In pure culture experiments with no external carbon sources, we did not notice any other significant peaks other than CO₂. This may be due to complete mineralization of TBM to CO₂ by Alcaligines faecalis subsp. phenolicus subsp. nov in water. Since there are no toxic byproducts, bioaugmentation of TBM contaminated aquifers with this organism is advantageous to native organisms.

Conclusions

Laboratory studies were conducted to study the biodegradation potential of tertiary butyl mercaptan (TBM) in water.

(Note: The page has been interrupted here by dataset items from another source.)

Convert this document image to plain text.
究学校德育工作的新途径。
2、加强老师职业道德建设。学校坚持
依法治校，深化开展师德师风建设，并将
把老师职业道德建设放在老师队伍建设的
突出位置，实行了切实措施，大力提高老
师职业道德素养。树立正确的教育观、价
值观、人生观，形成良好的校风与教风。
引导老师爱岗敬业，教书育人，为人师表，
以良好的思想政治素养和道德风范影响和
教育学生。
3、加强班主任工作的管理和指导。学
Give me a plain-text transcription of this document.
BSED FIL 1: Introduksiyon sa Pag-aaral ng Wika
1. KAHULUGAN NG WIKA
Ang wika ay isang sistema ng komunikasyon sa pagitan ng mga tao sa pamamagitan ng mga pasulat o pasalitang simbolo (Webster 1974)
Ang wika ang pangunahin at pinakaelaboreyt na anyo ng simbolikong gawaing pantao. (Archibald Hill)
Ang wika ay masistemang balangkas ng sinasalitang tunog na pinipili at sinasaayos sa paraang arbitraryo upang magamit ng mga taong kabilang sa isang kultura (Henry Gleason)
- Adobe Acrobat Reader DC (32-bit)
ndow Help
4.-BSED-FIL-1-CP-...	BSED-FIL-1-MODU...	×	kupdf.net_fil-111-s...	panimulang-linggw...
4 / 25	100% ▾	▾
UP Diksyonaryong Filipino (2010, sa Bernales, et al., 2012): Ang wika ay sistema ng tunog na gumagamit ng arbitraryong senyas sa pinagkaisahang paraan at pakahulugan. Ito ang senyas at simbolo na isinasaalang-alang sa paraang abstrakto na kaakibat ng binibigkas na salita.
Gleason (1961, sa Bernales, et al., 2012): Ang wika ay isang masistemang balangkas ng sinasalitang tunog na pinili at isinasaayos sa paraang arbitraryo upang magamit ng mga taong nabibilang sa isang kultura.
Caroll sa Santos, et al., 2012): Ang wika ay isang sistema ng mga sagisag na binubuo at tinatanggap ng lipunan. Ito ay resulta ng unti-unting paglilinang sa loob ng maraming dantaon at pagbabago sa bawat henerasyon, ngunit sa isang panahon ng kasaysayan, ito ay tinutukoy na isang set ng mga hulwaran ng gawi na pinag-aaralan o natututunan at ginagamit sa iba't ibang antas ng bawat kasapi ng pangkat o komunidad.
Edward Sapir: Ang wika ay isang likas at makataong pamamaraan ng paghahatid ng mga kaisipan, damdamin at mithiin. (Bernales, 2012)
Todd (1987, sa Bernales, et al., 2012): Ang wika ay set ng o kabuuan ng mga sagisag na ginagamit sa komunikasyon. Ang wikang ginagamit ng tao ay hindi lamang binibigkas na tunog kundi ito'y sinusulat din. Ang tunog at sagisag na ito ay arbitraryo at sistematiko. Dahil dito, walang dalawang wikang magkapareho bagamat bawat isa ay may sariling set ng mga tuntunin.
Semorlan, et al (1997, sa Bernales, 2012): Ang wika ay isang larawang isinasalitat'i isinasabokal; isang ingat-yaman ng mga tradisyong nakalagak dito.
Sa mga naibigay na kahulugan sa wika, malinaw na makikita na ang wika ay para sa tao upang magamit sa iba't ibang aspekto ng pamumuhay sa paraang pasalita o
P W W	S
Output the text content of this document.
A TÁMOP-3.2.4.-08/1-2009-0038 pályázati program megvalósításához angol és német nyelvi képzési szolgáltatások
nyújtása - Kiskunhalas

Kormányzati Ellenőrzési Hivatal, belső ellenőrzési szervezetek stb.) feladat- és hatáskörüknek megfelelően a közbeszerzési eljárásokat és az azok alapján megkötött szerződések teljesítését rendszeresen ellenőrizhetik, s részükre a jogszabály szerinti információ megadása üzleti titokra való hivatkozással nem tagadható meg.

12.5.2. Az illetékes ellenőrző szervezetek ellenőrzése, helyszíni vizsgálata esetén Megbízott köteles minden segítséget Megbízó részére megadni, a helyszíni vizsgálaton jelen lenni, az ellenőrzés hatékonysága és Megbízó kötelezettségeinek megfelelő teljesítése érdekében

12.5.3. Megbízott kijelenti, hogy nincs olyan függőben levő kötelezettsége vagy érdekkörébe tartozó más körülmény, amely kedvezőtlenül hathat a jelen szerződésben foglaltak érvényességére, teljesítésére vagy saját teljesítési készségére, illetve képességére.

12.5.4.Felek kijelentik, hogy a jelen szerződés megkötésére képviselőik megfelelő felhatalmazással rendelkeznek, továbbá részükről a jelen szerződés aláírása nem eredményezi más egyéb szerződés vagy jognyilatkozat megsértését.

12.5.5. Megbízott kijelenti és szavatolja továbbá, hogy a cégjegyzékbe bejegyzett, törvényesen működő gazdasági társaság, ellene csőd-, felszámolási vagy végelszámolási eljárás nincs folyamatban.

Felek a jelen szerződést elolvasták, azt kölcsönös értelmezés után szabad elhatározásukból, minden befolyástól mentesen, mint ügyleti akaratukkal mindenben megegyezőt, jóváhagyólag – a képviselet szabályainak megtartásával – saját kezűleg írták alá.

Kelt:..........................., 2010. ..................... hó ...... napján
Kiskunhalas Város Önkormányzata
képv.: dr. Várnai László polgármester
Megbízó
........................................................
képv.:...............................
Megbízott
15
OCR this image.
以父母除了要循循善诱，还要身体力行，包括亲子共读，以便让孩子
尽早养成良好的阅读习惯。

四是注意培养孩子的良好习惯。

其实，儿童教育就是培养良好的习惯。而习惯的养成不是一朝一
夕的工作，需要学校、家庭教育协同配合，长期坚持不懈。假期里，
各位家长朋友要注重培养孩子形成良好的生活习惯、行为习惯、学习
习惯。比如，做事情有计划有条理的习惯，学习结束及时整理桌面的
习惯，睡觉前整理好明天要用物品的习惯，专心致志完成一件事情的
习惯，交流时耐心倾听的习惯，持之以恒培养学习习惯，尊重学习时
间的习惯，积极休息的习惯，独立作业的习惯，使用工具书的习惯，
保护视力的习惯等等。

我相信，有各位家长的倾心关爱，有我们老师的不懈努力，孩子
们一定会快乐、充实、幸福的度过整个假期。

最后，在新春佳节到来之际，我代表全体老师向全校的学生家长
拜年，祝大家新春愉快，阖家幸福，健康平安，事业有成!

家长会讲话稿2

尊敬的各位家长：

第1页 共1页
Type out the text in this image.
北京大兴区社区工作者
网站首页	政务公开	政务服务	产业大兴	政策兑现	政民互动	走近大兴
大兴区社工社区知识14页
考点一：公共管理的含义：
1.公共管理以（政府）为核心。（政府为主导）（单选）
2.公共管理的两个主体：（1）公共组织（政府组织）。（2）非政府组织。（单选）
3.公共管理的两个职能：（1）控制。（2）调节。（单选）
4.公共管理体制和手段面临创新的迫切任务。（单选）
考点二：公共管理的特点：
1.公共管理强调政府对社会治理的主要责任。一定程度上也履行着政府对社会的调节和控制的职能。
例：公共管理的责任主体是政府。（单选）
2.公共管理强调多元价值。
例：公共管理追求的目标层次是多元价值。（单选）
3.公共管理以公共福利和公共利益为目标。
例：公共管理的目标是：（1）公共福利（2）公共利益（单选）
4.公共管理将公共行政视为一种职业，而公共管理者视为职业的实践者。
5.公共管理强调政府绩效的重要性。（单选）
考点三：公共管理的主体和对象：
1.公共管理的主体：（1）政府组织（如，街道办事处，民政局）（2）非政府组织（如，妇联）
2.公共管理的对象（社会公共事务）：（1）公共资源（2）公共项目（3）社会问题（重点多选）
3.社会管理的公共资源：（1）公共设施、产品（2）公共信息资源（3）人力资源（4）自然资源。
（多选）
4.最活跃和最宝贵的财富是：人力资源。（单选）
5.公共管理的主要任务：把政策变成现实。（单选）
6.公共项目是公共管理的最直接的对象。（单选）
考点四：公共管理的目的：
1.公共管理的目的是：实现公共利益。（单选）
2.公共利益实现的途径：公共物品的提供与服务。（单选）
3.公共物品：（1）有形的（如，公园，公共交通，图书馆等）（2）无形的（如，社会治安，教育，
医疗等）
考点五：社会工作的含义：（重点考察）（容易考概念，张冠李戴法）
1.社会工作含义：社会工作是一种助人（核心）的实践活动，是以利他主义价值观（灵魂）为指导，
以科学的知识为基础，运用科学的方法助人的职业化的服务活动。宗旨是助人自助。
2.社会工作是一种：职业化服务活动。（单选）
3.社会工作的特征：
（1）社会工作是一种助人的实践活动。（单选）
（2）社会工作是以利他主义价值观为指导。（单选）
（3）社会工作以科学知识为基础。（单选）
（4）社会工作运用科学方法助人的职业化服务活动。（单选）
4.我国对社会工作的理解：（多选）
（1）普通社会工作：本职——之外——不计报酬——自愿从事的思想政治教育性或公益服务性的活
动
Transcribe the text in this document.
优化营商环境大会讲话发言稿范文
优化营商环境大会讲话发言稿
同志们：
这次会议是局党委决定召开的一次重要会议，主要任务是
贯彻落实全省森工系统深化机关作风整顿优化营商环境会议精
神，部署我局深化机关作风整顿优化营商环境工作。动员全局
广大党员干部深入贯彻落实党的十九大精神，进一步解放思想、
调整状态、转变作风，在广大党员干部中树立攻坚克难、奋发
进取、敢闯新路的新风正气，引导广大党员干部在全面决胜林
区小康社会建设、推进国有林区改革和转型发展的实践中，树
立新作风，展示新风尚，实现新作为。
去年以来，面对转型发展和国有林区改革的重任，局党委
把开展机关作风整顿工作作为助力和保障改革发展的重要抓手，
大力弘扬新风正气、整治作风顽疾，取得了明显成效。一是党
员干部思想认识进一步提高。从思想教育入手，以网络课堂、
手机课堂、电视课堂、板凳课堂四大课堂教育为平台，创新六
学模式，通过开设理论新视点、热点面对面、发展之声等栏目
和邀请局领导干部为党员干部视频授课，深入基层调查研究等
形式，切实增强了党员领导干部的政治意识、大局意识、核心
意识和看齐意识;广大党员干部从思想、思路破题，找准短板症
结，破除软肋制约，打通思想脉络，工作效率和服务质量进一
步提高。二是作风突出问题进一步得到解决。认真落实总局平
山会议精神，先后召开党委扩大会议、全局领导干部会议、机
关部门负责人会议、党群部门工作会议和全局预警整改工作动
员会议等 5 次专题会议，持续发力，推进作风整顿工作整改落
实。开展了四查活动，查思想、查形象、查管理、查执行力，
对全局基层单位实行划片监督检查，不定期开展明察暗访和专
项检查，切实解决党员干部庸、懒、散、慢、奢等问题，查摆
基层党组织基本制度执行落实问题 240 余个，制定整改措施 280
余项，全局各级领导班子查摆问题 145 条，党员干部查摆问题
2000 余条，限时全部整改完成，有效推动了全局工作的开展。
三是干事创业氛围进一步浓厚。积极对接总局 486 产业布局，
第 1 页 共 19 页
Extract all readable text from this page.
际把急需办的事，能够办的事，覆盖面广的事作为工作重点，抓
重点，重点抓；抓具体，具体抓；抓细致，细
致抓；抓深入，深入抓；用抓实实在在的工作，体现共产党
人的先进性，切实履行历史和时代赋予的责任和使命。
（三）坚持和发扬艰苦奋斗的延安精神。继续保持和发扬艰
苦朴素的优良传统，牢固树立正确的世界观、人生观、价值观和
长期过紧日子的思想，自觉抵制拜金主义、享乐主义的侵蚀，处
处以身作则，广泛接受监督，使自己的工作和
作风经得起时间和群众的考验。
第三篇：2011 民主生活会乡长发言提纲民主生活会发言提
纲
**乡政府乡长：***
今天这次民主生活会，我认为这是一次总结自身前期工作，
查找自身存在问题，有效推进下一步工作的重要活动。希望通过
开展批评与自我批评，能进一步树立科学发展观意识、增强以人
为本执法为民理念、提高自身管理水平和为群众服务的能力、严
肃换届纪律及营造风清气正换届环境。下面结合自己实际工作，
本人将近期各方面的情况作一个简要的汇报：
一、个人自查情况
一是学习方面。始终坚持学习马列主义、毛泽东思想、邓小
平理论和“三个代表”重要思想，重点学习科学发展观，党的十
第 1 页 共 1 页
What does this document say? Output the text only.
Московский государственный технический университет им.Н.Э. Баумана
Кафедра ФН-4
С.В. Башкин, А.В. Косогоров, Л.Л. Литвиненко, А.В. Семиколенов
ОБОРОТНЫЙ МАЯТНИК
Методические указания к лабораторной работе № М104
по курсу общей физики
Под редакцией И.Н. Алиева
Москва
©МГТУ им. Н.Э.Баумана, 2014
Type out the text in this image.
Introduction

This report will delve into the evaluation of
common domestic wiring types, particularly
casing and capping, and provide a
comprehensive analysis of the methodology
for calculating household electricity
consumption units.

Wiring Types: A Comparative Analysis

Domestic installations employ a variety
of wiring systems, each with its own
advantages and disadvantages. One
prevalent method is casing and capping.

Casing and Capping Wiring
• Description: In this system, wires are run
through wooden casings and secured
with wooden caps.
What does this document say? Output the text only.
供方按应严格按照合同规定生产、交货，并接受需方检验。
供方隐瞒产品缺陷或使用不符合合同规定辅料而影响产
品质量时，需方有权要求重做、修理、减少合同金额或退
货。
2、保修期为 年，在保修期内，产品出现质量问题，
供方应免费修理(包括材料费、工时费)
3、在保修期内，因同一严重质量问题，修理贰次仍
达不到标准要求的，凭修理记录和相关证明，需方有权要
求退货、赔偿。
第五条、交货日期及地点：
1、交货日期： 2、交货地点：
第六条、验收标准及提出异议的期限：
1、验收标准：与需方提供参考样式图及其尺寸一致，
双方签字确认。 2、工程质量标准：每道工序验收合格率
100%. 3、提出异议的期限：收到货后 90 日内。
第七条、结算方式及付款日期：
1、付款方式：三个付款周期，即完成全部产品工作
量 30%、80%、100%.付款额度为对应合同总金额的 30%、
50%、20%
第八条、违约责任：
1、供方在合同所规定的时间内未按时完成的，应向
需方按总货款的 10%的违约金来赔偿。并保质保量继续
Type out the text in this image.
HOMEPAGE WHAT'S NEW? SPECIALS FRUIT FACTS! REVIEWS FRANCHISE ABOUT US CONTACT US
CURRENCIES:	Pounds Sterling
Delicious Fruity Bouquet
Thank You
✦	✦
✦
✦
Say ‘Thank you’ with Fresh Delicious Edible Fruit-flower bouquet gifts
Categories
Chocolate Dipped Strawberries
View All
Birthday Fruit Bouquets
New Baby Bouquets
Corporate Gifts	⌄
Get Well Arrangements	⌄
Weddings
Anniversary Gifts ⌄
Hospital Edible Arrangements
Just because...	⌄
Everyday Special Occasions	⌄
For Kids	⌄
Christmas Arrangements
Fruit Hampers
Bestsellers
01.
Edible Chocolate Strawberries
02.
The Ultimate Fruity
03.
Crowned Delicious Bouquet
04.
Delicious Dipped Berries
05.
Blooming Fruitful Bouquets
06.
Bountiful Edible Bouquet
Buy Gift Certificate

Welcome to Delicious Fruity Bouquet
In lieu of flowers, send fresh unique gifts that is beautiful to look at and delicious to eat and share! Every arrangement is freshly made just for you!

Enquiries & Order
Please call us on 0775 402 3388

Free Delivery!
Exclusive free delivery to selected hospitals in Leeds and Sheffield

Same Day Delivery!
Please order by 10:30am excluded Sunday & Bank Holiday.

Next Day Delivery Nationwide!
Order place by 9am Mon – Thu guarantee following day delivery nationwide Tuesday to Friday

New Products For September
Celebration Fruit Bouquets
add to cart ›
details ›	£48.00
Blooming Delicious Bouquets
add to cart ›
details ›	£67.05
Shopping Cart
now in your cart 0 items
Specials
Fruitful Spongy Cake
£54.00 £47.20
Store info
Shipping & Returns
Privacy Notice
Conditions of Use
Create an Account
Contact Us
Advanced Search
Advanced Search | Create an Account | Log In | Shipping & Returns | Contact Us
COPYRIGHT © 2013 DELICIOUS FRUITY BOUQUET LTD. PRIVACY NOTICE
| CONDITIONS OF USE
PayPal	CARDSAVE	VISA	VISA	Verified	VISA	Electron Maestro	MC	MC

There were about 17% losses in gas phase TBM concentrations attributed to abiotic losses over the period of 14 days. Undefined microbial consortia from different soils with varying organic matter content and initial heterotrophic microorganisms were used to study the biodegradation of TBM under aerobic conditions. Environmental microbial consortium from sandy soils with low organic matter content and significantly lower heterotrophs resulted in the lowest biodegradation, only slightly higher than abiotic losses. Microbial consortia from soils with previous contamination history resulted in higher degradation rates.

In general, biodegradation of TBM in water followed first-order kinetics. The first-order kinetic constant ranged from 0.002 to 0.005h^-1. TBM was partly degraded to two significant intermediate products and partly mineralized to CO₂ in water with mixed culture isolated from a petroleum contaminated soil. The half-life of TBM in water with this mixed culture was only 6 days.

A Gram-ve bacterium isolated from a grey-water bioprocessor, Alcaligines faecalis subsp. phenolicus subsp. nov, was able to mineralize 50% of TBM within four days under laboratory conditions. The firstorder rate constant was 0.007 h^-1. The degradation rate was slightly increased with the addition of tertiary butyl alcohol while slightly inhibited with the addition of phenol.

Acknowledgements

The authors thank Dr. James Urban for providing the pure culture of Alcaligines faecalis subsp. phenolicus subsp. nov. The authors acknowledge the help rendered by Dr. Scott Smith and Prini Gadgil in analyzing samples using GC/ MS. The authors also thank Dr. Charles Rice for allowing us to use the autoclaving facility.